Several months ago, I was browsing through the music section at one of my favorite thrift stores when I stumbled across an unusual looking Christmas album. Rather than the glossy, glowy sheen of most holiday album covers, this album had a simple, stark, black and white photograph of a winter pine, accompanied by the title Midwinter. Intrigued, I opened the liner notes, and was surprised to discover that one of my favorite singer-songwriters, David Wilcox, was mentioned in the acknowledgments and was involved in the project.
Midwinter, by Minnesota singer-songwriter Peter Mayer, works in the same vein as Sting’s If On A Winter’s Night…, in that it explores both holiday specific tunes and themes of the winter season in general. What sets this album apart is Mayer’s beautiful lyricism, which is on display immediately in the opening track “Stables”:
In Bethlehem a manger waits
Long ago and so today
Where hatred-weary people pray
Love will come and lay there
And so do countless stables stand
In hearts as harsh as desert lands
Rough shelters in the wind and sand
That love may come and stay there
Love that opens fists of hate
Heaps up gold on beggars’ plates
Love that shows a kindly face
To enemies and strangers
And the walls of stables tremble so
When the winds of fear and judgment blow
For a stable hopes in love alone
And knows that love’s the answer
O Love, the prophet’s only word
The only lesson left to learn
The only end of heaven’s work
And the only road that goes there
Love that sees with mercy’s eyes
Holds its arms out open wide
Threads its loom with separate lives
And weaves them all together
So may the lamps of stables glow
Brightly that their light may go
For miles in the darkness, so
Love will find its way there
In “The Houses of Winter” Mayer poetically meditates on both the warmth and harshness of the darkest season of the year. Another song that stands out for me is the spiritually themed “God Is A River”, which sounds like it could’ve been written by our own Andrew Peterson.

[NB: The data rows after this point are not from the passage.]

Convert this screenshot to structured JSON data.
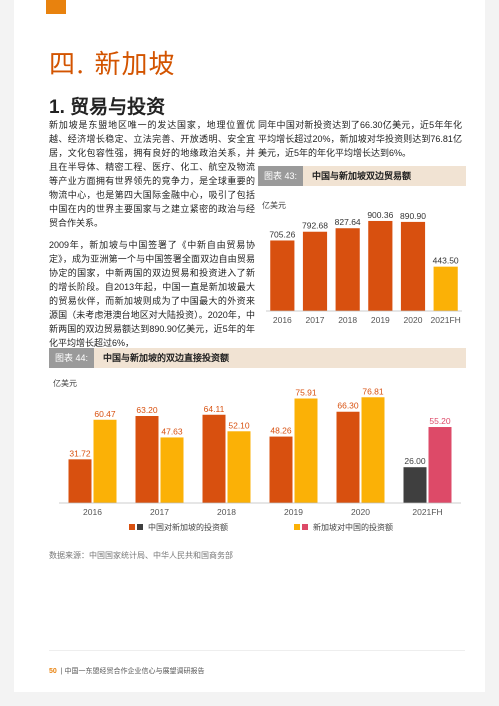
{
  "chapter_title": "四. 新加坡",
  "section_title": "1. 贸易与投资",
  "paragraphs": [
    "新加坡是东盟地区唯一的发达国家，地理位置优越、经济增长稳定、立法完善、开放透明、安全宜居，文化包容性强，拥有良好的地缘政治关系，并且在半导体、精密工程、医疗、化工、航空及物流等产业方面拥有世界领先的竞争力，是全球重要的物流中心，也是第四大国际金融中心，吸引了包括中国在内的世界主要国家与之建立紧密的政治与经贸合作关系。",
    "2009年，新加坡与中国签署了《中新自由贸易协定》，成为亚洲第一个与中国签署全面双边自由贸易协定的国家，中新两国的双边贸易和投资进入了新的增长阶段。自2013年起，中国一直是新加坡最大的贸易伙伴，而新加坡则成为了中国最大的外资来源国（未考虑港澳台地区对大陆投资）。2020年，中新两国的双边贸易额达到890.90亿美元，近5年的年化平均增长超过6%，",
    "同年中国对新投资达到了66.30亿美元，近5年年化平均增长超过20%，新加坡对华投资则达到76.81亿美元，近5年的年化平均增长达到6%。"
  ],
  "chart43": {
    "tag": "图表 43:",
    "title": "中国与新加坡双边贸易额",
    "unit": "亿美元"
  },
  "chart44": {
    "tag": "图表 44:",
    "title": "中国与新加坡的双边直接投资额",
    "unit": "亿美元"
  },
  "source": "数据来源：中国国家统计局、中华人民共和国商务部",
  "footer": {
    "page": "50",
    "text": "| 中国一东盟经贸合作企业信心与展望调研报告"
  },
  "colors": {
    "accent": "#e8820e",
    "bar_dark_orange": "#d8500f",
    "bar_yellow": "#fbb106",
    "bar_dark_grey": "#3f3f3f",
    "bar_pink": "#dd4a68",
    "chart_header_bg": "#f1e3d3"
  },
  "chart_data": [
    {
      "type": "bar",
      "title": "中国与新加坡双边贸易额",
      "ylabel": "亿美元",
      "categories": [
        "2016",
        "2017",
        "2018",
        "2019",
        "2020",
        "2021FH"
      ],
      "values": [
        705.26,
        792.68,
        827.64,
        900.36,
        890.9,
        443.5
      ],
      "bar_colors": [
        "#d8500f",
        "#d8500f",
        "#d8500f",
        "#d8500f",
        "#d8500f",
        "#fbb106"
      ],
      "ylim": [
        0,
        950
      ],
      "grid": false
    },
    {
      "type": "bar",
      "title": "中国与新加坡的双边直接投资额",
      "ylabel": "亿美元",
      "categories": [
        "2016",
        "2017",
        "2018",
        "2019",
        "2020",
        "2021FH"
      ],
      "series": [
        {
          "name": "中国对新加坡的投资额",
          "values": [
            31.72,
            63.2,
            64.11,
            48.26,
            66.3,
            26.0
          ],
          "colors": [
            "#d8500f",
            "#d8500f",
            "#d8500f",
            "#d8500f",
            "#d8500f",
            "#3f3f3f"
          ]
        },
        {
          "name": "新加坡对中国的投资额",
          "values": [
            60.47,
            47.63,
            52.1,
            75.91,
            76.81,
            55.2
          ],
          "colors": [
            "#fbb106",
            "#fbb106",
            "#fbb106",
            "#fbb106",
            "#fbb106",
            "#dd4a68"
          ]
        }
      ],
      "legend": [
        {
          "label": "中国对新加坡的投资额",
          "colors": [
            "#d8500f",
            "#3f3f3f"
          ]
        },
        {
          "label": "新加坡对中国的投资额",
          "colors": [
            "#fbb106",
            "#dd4a68"
          ]
        }
      ],
      "legend_position": "bottom",
      "ylim": [
        0,
        85
      ],
      "grid": false
    }
  ]
}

If you’re looking a holiday/winter album a bit off the beaten track this year, I’d highly recommend Peter Mayer’s Midwinter.
Chris is an Associate Professor of English at Bristol Community College in Massachusetts, and is an arts and culture writer whose works have appeared in publications such as Tweetspeak Poetry, The Curator, The Molehill, and The Rabbit Room. Chris is also the author of several books of poetry, including his latest collection Winter Poems. In 2018 he helped co-found The Poetry Pub, an online community for poets. He enjoys walking in the woods, visiting coffee shops, and poking through used bookstores with his wife Jen. You can read more of his writing at ChrisYokel.Substack.com.
3 Comments
Dave Kuhns
Thanks for the tip Chris! Added to wishlist.
Clay Clarkson
I first heard Peter Mayer back around 2000 here in CO and became an instant fan. One of his signature songs is “Holy Now” an acoustic folk insight on faith and “miracle” (So the challenging thing becomes / Not to look for miracles / But finding where there isn’t one). Thanks for the reminder about Peter’s music. I’m headed now to order “Midwinter.”
Kirsten
This is so wonderful. I can’t help but think, too, that this song is begging to be graced by the incomparable voice of Jill Phillips. I would just loooove to hear her on this melody.